Идея третьего царства была уже знакома аббату Иоахиму де Флорис (ум. в 1202 г.), связавшему три эпохи с символами Бога Отца, Сына и Святого Духа. Лессинг, неоднократно называвший свое время наследием античности, заимствовал эту идею для своего «Воспитания человеческого рода» (со ступенями детства, юности и возмужалости) из учения мистиков XIV столетия, а Ибсен, основательно развивающий ту же мысль в драме «Император и Галилеянин»[40], в которой непосредственно вторгается гностическое мировоззрение в образе волшебника Максима, ни на шаг не ушел дальше в своей известной стокгольмской речи 1887 г. Связывать со своей личностью некоторую заключительную ступень является, очевидно, потребностью западноевропейского самоощущения.

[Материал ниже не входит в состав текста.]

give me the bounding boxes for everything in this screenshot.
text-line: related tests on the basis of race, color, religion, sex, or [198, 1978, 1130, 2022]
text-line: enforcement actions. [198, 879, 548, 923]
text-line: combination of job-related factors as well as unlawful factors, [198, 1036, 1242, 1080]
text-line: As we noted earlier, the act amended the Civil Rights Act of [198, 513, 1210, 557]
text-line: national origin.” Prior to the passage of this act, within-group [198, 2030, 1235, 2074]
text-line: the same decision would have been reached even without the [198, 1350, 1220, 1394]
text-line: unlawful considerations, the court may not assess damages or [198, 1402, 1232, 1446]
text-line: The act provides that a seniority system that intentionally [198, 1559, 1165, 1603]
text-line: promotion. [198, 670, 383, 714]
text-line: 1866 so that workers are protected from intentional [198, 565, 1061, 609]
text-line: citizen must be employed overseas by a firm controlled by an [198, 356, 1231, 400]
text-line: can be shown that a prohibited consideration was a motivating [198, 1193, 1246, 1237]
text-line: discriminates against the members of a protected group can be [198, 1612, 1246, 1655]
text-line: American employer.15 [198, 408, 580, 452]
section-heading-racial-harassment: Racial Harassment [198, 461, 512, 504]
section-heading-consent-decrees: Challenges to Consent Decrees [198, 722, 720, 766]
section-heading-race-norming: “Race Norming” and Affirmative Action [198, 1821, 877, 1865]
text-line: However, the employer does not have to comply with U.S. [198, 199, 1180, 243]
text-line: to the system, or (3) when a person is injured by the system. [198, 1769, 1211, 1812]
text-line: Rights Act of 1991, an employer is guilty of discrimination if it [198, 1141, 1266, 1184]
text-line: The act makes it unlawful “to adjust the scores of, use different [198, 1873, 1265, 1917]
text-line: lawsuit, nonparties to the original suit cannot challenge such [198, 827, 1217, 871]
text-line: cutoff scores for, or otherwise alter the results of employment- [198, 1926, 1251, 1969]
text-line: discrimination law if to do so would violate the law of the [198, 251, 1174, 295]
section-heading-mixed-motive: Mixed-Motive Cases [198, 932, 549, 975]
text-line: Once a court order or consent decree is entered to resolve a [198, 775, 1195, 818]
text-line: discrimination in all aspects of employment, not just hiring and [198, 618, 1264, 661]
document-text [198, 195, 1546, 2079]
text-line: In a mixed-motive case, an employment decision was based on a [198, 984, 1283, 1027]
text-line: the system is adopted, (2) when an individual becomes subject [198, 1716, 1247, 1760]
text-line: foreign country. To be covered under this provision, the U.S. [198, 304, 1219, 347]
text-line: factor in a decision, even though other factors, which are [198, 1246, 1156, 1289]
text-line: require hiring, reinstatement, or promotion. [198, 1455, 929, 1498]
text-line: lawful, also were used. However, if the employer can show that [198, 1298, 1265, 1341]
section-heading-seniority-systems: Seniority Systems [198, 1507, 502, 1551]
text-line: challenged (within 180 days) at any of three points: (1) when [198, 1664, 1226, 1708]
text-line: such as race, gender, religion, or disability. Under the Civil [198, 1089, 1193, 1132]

Но совершенно недопустима подобная манера трактования всемирной истории, когда каждый предоставляет полную волю своему политическому, религиозному или социальному убеждению и придает трем фазам, к которым никто не смеет прикоснуться, направление, непосредственно приводящее к местонахождению самого автора; при этом за абсолютное мерило принимают зрелость разума, гуманность, счастье большинства, экономическое развитие, просвещение, свободу народов, подчинение природы, научное мировоззрение и тому подобное и оценивают таким образом тысячелетия, доказывая, что они не поняли или не сумели достигнуть нужного, между тем как в действительности они стремились к чему-то другому, чем мы. «В жизни дело идет о жизни, а не о каком-либо результате ее», – это выражение Гете следовало бы противопоставить всем безумным попыткам разгадать тайну исторической формы при помощи программы.
Ту же картину рисуют историки каждого искусства и науки а также политической экономии и философии. Нам изображают историю живописи от египтян (или от пещерного человека) до импрессионизма, музыки – от слепого певца Гомера до Байрейта[41], общественного устройства – от жителей свайных построек до социализма, в форме линейного восхождения с какой-нибудь постоянной, неизменной тенденцией; при этом совершенно упускают из внимания возможность того, что искусства имеют определенно отмеченную жизненную длительность, что они привязаны к определенной стране и определенному человеческому типу в качестве его выражения, что таким образом все эти всеобщие истории не что иное, как внешнее и механическое соединение нескольких отдельных явлений, отдельных искусств, не имеющих между собой ничего общего, кроме имени и некоторых ремесленных технических приемов.
Этот взгляд на вещи не лишен комической стороны. Во всех других областях живой природы мы допускаем право выводить из каждого отдельного явления тот образ, который лежит в основе его существования, будь ли то путем опыта, или интуитивного восприятия внутренней сути. Мы знаем, что жизненные явления животного и растения позволяют делать аналогичные заключения по отношению к родственным видам, что во всем живущем царит таинственный порядок, не имеющий ничего общего с законом, причинностью и числом, и извлекаем из этого морфологические выводы. Только в вопросах, касающихся самого человека, мы без всякого дальнейшего исследования принимаем когда-то давно установленную историческую форму его существования и к этой предвзятой теме подгоняем подходящие и не подходящие факты. Если факты не подходят – тем хуже для них. Мы говорим о них с презрением, как, например, про историю Китая, или даже не удостоиваем их взгляда, как, например, носителей культуры Майя. Они якобы «ничем не участвовали в построении всемирной истории», – выражение в высшей степени забавное.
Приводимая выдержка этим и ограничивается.